Physical Features: 10.5cm x 13cm. Bound in green leather; spine faded with gilded ornaments and text (“Marlowe’s Faustus”); cover gilded impression of ornament (open book with “DENT” in middle). Top edge of paper gilded. Pink marker ribbon. 67 leaves.
Contents: blank fly-leaf; series half-title with illustration note on verso; blank with copper-engraving of “Faustus after Rembrandt” on verso; tissue; title page with ornamental border with red and J. A. Symonds quotation on verso; preface (v-[xiv]) (“Early Editions”, “The Present Text”, “Source of the Plot”, “Date of Composition”, “Early Stage History”, “Brief Bibliography”); play half-title with dramatists personae on verso; play text ([1]-94); glossary (97-103); notes (104-[112]). Fonts alternates between roman (for text in both 1604 and 1616 editions) and italic (text only in 1616 edition); also, Old English black-type used for Mephistopheles's charm on Faustus in scene viii (see photo). The stage direction for the masque of the spirit of Emperor Alexander, in scene xii, is set as an inverted triangle (see photo).

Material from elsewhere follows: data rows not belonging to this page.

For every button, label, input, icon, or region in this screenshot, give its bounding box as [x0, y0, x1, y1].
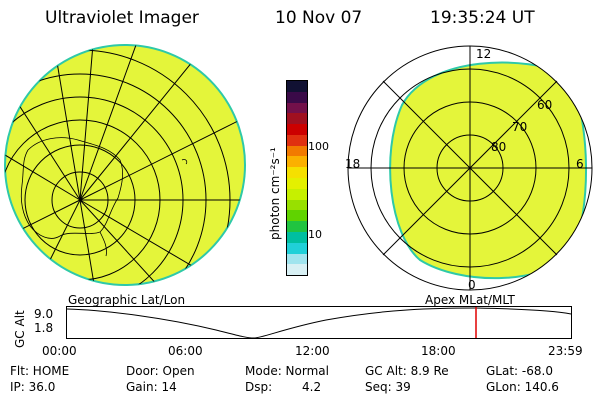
date-label: 10 Nov 07	[275, 8, 363, 28]
colorbar-segment	[287, 264, 307, 275]
colorbar-segment	[287, 178, 307, 189]
colorbar-segment	[287, 188, 307, 200]
mlt-label-12: 12	[476, 47, 492, 61]
colorbar-segment	[287, 113, 307, 125]
colorbar-tick-10: 10	[308, 228, 322, 241]
x-tick-0600: 06:00	[168, 344, 203, 358]
status-door: Door: Open	[126, 364, 195, 378]
status-gc-alt: GC Alt: 8.9 Re	[365, 364, 449, 378]
mlat-label-60: 60	[537, 98, 553, 112]
mlat-label-80: 80	[491, 140, 507, 154]
mlt-label-18: 18	[345, 157, 361, 171]
polar-grid	[347, 45, 593, 291]
mlt-label-0: 0	[468, 278, 476, 292]
colorbar-segment	[287, 145, 307, 157]
polar-mlt-panel	[347, 45, 593, 291]
colorbar-segment	[287, 167, 307, 179]
polar-panel-label: Apex MLat/MLT	[425, 293, 515, 307]
time-label: 19:35:24 UT	[430, 8, 535, 28]
colorbar-unit-label: photon cm⁻²s⁻¹	[268, 147, 282, 240]
x-tick-2359: 23:59	[548, 344, 583, 358]
colorbar-segment	[287, 231, 307, 243]
mlat-label-70: 70	[512, 120, 528, 134]
status-mode: Mode: Normal	[245, 364, 329, 378]
gc-alt-top-tick: 9.0	[34, 307, 54, 321]
colorbar-segment	[287, 124, 307, 135]
x-tick-0000: 00:00	[42, 344, 77, 358]
gc-alt-bottom-tick: 1.8	[34, 321, 54, 335]
status-gain: Gain: 14	[126, 380, 177, 394]
colorbar-segment	[287, 102, 307, 114]
color-bar	[286, 80, 308, 276]
x-tick-1200: 12:00	[295, 344, 330, 358]
uv-image-disk	[4, 44, 246, 286]
polar-uv-region	[389, 61, 587, 280]
colorbar-segment	[287, 134, 307, 146]
altitude-plot-frame	[66, 306, 572, 339]
x-tick-1800: 18:00	[421, 344, 456, 358]
colorbar-segment	[287, 81, 307, 92]
colorbar-segment	[287, 199, 307, 211]
app-title: Ultraviolet Imager	[45, 8, 199, 28]
status-seq: Seq: 39	[365, 380, 411, 394]
colorbar-segment	[287, 156, 307, 168]
colorbar-tick-100: 100	[308, 140, 329, 153]
gc-alt-axis-label: GC Alt	[13, 310, 27, 348]
geographic-image-panel	[4, 44, 246, 286]
colorbar-segment	[287, 242, 307, 254]
mlt-label-6: 6	[576, 157, 584, 171]
geographic-panel-label: Geographic Lat/Lon	[68, 293, 186, 307]
status-ip: IP: 36.0	[10, 380, 56, 394]
colorbar-segment	[287, 221, 307, 232]
colorbar-segment	[287, 253, 307, 265]
colorbar-segment	[287, 91, 307, 103]
status-glat: GLat: -68.0	[486, 364, 553, 378]
altitude-plot	[66, 306, 572, 339]
altitude-curve	[66, 307, 572, 339]
status-flt: Flt: HOME	[10, 364, 70, 378]
status-dsp-label: Dsp:	[245, 380, 273, 394]
status-dsp-value: 4.2	[302, 380, 322, 394]
status-glon: GLon: 140.6	[486, 380, 559, 394]
colorbar-segment	[287, 210, 307, 222]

Marginalia & Markings: Thin pencil used throughout to mark speeches and passages with a vertical line in the margin or to underline individual lines. The word “bond” is pencilled next to the speech in which Faustus seals his bargain with the devil.

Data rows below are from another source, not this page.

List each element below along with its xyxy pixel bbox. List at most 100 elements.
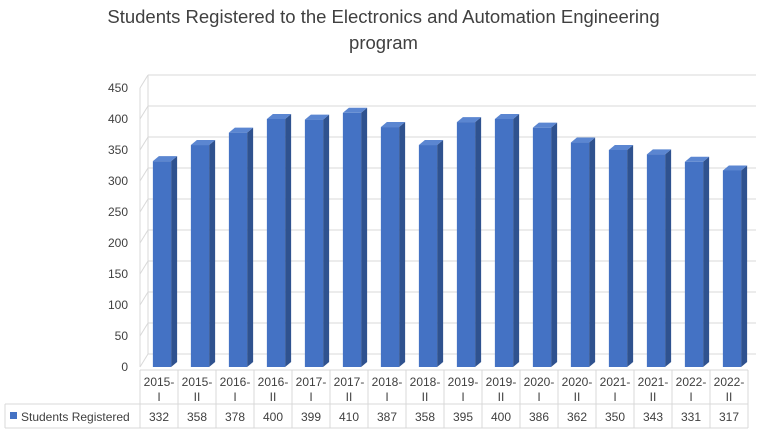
bar-top bbox=[228, 127, 254, 133]
data-table-value: 400 bbox=[263, 410, 283, 424]
data-table-value: 399 bbox=[301, 410, 321, 424]
bar-top bbox=[684, 156, 710, 162]
data-table-value: 410 bbox=[339, 410, 359, 424]
bar bbox=[418, 145, 438, 367]
bar-top bbox=[190, 140, 216, 146]
bar-side bbox=[285, 114, 292, 367]
bar-side bbox=[741, 165, 748, 367]
chart-title-line-1: Students Registered to the Electronics a… bbox=[107, 6, 660, 27]
bar-side bbox=[437, 140, 444, 367]
data-table-value: 400 bbox=[491, 410, 511, 424]
bar-top bbox=[570, 137, 596, 143]
grid-depth-line bbox=[139, 322, 149, 337]
data-table-value: 358 bbox=[415, 410, 435, 424]
bar-top bbox=[342, 107, 368, 113]
y-tick-label: 350 bbox=[108, 143, 128, 157]
x-category-label: 2019-I bbox=[448, 375, 479, 404]
bar bbox=[304, 119, 324, 368]
bar-top bbox=[608, 145, 634, 150]
grid-depth-line bbox=[139, 74, 149, 89]
data-table-value: 343 bbox=[643, 410, 663, 424]
y-tick-label: 100 bbox=[108, 298, 128, 312]
data-table-value: 331 bbox=[681, 410, 701, 424]
x-category-label: 2021-I bbox=[600, 375, 631, 404]
bar-side bbox=[665, 149, 672, 367]
grid-depth-line bbox=[139, 291, 149, 306]
x-category-label: 2018-I bbox=[372, 375, 403, 404]
grid-depth-line bbox=[139, 198, 149, 213]
x-category-label: 2019-II bbox=[486, 375, 517, 404]
data-table-value: 387 bbox=[377, 410, 397, 424]
bar bbox=[646, 154, 666, 367]
y-tick-label: 450 bbox=[108, 81, 128, 95]
grid-depth-line bbox=[139, 229, 149, 244]
x-category-label: 2016-II bbox=[258, 375, 289, 404]
bar-side bbox=[361, 107, 368, 368]
y-tick-label: 250 bbox=[108, 205, 128, 219]
bar-side bbox=[399, 122, 406, 367]
bar-top bbox=[304, 114, 330, 120]
bar bbox=[456, 122, 476, 367]
bar-side bbox=[589, 137, 596, 367]
x-category-label: 2017-II bbox=[334, 375, 365, 404]
data-table-value: 386 bbox=[529, 410, 549, 424]
x-category-label: 2021-II bbox=[638, 375, 669, 404]
x-category-label: 2022-II bbox=[714, 375, 745, 404]
bar-side bbox=[209, 140, 216, 367]
bar bbox=[570, 142, 590, 367]
bar-side bbox=[513, 114, 520, 367]
x-category-label: 2020-I bbox=[524, 375, 555, 404]
bar-side bbox=[247, 127, 254, 367]
bar-side bbox=[323, 114, 330, 368]
bar-top bbox=[380, 122, 406, 128]
bar bbox=[608, 150, 628, 367]
y-tick-label: 200 bbox=[108, 236, 128, 250]
bar-top bbox=[418, 140, 444, 146]
bar-top bbox=[722, 165, 748, 171]
bar bbox=[266, 119, 286, 367]
bar-top bbox=[266, 114, 292, 119]
data-table-value: 350 bbox=[605, 410, 625, 424]
bar-side bbox=[475, 117, 482, 367]
data-table-value: 378 bbox=[225, 410, 245, 424]
y-tick-label: 300 bbox=[108, 174, 128, 188]
bar bbox=[190, 145, 210, 367]
grid-depth-line bbox=[139, 136, 149, 151]
chart-title-line-2: program bbox=[349, 32, 418, 53]
grid-depth-line bbox=[139, 353, 149, 368]
bar-top bbox=[494, 114, 520, 119]
bar-top bbox=[456, 117, 482, 123]
x-category-label: 2015-II bbox=[182, 375, 213, 404]
x-category-label: 2017-I bbox=[296, 375, 327, 404]
y-tick-label: 400 bbox=[108, 112, 128, 126]
bar-top bbox=[646, 149, 672, 155]
legend-series-name: Students Registered bbox=[21, 410, 130, 424]
legend-swatch bbox=[10, 412, 17, 419]
y-tick-label: 50 bbox=[115, 329, 129, 343]
x-category-label: 2018-II bbox=[410, 375, 441, 404]
data-table-value: 395 bbox=[453, 410, 473, 424]
bar bbox=[532, 127, 552, 368]
y-tick-label: 0 bbox=[121, 360, 128, 374]
x-category-label: 2016-I bbox=[220, 375, 251, 404]
bar bbox=[494, 119, 514, 367]
grid-depth-line bbox=[139, 260, 149, 275]
bar-side bbox=[171, 156, 178, 367]
bar bbox=[722, 170, 742, 367]
x-category-label: 2022-I bbox=[676, 375, 707, 404]
data-table-value: 358 bbox=[187, 410, 207, 424]
bar bbox=[380, 127, 400, 367]
bar-side bbox=[551, 122, 558, 368]
chart-title: Students Registered to the Electronics a… bbox=[0, 4, 767, 56]
grid-depth-line bbox=[139, 105, 149, 120]
bar-top bbox=[152, 156, 178, 162]
bar-side bbox=[703, 156, 710, 367]
bar-side bbox=[627, 145, 634, 367]
x-category-label: 2020-II bbox=[562, 375, 593, 404]
bar bbox=[152, 161, 172, 367]
bar bbox=[342, 112, 362, 367]
grid-depth-line bbox=[139, 167, 149, 182]
bar-top bbox=[532, 122, 558, 128]
data-table-value: 362 bbox=[567, 410, 587, 424]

Estimated Assessed Value: $30 - $40
Other: Begun in 1887, the Temple Dramatists series (first published by Macmillan) aimed to produce scholarly editions of Shakespeare’s contemporaries in a format small enough to fit in the pocket and be carried anywhere. The July 1897 Publisher’s Weekly described the series as “a reprinting of old Elizabethan dramas and others representative of the earliest periods of dramatic literature in a charming dress. Such dramas as Webster’s ‘Duchess of Malfi,’ Marlowe’s ‘Edward II.,’ and Heywood’s ‘Woman Killed with Kindness,’ and other just as rare are offered to the student of out-of-the-way literature.” According to the December 1898 issue of Publisher’s Weekly, “The Temple edition of ‘Shakespeare’ and the Temple Dramatists are ideal Christmas gifts, either separately or collectively.” The series was part of many “Temple” offerings from Dent, which continued to print them into the 1930s. Gollancz was for much of its life the “general editor” and once he left the series after 1906 its quality quickly plummeted, according to Brander Matthews of Columbia University.
Gollancz made that series what it was. I loved his edition of Edward II. It kicked some serious posterior.